The conviction that bilingualism is right for his family and even intensifies their relations in a special way is shared by longstanding scientific research on bilingualism in early childhood presented in a most recent Guide for Bilingual Parents by Professor Jürgen M. Meisel. The former Chair of the Research Center on Bilingualism at the University of Hamburg has been counselling parents for more than 35 years in both Germany and Canada (University of Calgary), and expertly confronts the advantages and—in his own words—“mostly mythical drawbacks of raising children with a command of two or more languages” (Meisel 2019: cover). A closer look at risks and benefits will become useful for an integrative bilingual methodology which aims at successive bilingualism in the long run.

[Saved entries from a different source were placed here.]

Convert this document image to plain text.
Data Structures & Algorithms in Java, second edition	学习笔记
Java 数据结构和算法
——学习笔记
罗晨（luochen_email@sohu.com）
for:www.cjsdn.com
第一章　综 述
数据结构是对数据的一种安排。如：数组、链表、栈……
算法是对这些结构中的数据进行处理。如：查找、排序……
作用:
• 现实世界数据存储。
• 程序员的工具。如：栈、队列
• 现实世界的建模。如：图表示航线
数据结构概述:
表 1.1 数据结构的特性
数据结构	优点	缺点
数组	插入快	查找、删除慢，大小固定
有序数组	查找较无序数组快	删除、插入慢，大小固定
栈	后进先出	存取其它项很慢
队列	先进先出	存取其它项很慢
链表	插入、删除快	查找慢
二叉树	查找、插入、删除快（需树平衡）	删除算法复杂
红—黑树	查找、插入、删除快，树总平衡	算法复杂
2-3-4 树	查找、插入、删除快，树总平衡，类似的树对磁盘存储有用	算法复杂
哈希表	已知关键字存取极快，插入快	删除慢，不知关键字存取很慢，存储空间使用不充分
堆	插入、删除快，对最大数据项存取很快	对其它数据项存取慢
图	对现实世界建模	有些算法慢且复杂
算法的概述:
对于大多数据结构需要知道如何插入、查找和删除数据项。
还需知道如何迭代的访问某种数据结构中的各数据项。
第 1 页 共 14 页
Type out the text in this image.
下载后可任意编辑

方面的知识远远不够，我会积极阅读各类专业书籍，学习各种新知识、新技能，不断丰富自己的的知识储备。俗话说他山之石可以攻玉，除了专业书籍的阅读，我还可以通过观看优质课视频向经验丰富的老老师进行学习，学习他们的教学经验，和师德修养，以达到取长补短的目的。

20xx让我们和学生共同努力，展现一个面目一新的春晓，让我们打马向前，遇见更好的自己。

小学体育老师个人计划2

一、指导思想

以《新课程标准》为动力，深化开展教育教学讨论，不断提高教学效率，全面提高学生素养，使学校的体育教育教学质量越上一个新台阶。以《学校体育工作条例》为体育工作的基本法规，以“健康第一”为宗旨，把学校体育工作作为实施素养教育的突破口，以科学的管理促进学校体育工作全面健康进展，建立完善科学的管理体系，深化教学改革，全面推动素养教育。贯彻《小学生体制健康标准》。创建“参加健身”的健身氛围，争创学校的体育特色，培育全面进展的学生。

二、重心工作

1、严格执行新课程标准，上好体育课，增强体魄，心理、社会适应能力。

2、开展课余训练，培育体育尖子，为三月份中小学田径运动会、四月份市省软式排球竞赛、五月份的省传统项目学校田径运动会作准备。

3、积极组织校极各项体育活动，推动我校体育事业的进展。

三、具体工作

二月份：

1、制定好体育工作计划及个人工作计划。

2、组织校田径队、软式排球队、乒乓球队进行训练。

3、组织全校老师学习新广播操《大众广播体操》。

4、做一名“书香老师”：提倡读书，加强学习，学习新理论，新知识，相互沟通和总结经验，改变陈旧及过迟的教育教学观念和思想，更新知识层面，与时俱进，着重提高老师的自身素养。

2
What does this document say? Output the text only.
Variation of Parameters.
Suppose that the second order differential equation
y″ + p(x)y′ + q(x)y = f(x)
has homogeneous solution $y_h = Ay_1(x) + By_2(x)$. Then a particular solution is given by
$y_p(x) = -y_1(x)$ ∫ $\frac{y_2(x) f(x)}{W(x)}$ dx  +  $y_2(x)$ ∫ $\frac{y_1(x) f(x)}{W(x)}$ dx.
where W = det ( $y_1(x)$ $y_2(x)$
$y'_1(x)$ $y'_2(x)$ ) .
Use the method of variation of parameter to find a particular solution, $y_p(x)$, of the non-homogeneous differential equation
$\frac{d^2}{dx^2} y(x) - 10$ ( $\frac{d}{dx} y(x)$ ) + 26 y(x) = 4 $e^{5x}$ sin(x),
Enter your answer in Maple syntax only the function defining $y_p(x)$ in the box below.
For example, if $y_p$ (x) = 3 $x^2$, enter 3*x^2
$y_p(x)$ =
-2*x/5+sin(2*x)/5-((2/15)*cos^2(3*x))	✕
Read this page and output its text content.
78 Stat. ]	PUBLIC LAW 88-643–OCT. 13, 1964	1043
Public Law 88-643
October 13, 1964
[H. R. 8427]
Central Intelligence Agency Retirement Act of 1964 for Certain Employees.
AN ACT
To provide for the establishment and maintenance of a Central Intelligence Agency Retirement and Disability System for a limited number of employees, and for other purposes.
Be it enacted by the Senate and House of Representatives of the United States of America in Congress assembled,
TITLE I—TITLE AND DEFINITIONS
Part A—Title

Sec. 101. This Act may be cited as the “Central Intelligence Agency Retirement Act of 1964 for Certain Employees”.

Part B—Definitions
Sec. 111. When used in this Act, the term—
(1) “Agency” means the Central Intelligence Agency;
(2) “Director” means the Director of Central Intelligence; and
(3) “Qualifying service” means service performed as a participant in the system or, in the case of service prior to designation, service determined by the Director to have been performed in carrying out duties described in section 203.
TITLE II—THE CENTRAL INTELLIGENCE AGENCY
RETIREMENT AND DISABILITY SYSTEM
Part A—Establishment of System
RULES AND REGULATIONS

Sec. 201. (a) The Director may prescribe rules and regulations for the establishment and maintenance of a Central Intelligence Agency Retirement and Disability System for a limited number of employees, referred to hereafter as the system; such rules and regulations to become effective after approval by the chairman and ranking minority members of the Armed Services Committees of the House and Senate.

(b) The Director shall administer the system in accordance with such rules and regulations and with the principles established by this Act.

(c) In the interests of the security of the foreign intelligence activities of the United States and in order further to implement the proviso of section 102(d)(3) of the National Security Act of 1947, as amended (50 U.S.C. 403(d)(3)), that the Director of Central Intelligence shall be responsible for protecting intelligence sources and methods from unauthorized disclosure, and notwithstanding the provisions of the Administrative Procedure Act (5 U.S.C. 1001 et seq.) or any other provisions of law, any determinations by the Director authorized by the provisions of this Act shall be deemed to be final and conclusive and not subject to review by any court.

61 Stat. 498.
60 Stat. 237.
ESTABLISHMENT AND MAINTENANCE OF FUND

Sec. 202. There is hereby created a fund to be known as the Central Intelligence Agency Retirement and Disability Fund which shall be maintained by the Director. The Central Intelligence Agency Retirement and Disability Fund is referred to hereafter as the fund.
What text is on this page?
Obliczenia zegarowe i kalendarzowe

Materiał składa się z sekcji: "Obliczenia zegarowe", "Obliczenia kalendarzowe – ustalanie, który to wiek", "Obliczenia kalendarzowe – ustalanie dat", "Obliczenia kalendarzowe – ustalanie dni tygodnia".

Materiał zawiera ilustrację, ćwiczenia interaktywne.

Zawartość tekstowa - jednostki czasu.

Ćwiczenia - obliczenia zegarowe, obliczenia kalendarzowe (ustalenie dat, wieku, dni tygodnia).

Discussing so-called risks of early childhood bilingualism, Meisel’s parental guide draws upon the following “rumors” first, namely

 whether two languages can be kept apart,

 how to avoid a “macaronic language mix” (Meisel: 8; 58),

 that balanced bilingualism is not possible and puts excessive strain on mental capacity,

 that fusion of two languages affects cognitive development and would lead to semi-linguals with children torn between two languages and cultures, thus unable to develop their own personalities (cf. ibid.: 7 ff).

There seems to be sufficient evidence, however, that children can distinguish between different languages at an early stage already and Ava’s reaction to her grandfather is a case in point (see case vignette above). Various, even opposing theories of Second Language Acquisition (SLA) support the view that the mental grammars of bilinguals develop independently, whether one follows a generative SLA with Chomsky’s Universal Grammar (UG), the so-called Human Language Making Capacity (LMC; supported by Meisel: 35), its radical version of the Fundamental Difference Hypothesis (FDH, Bley-Vroman 2010) or more recent approaches in cognitive theory, constructivism and the findings of neuro-science. The alleged “macaronic language mix” turns out as code-switching and the sign of a conscious choice as “the ability to select languages according to interlocutor, situational context, topic of conversation etc.” (Meisel: 72). All these paradigms do not only refer to childhood simultaneous bilingualism but also pertain high relevance for successive bilingualism in CLIL programs and are therefore discussed in the following juxtaposition between a nativist and a cognitive position (see chapter 2). Code-switching itself becomes part of CLIL-tools and as “translanguaging” works together with other linguistic skills such as mediation, visual representations and digital implements in the context of interactive methods, instructional strategies and scenario techniques (see 8.2-8.5).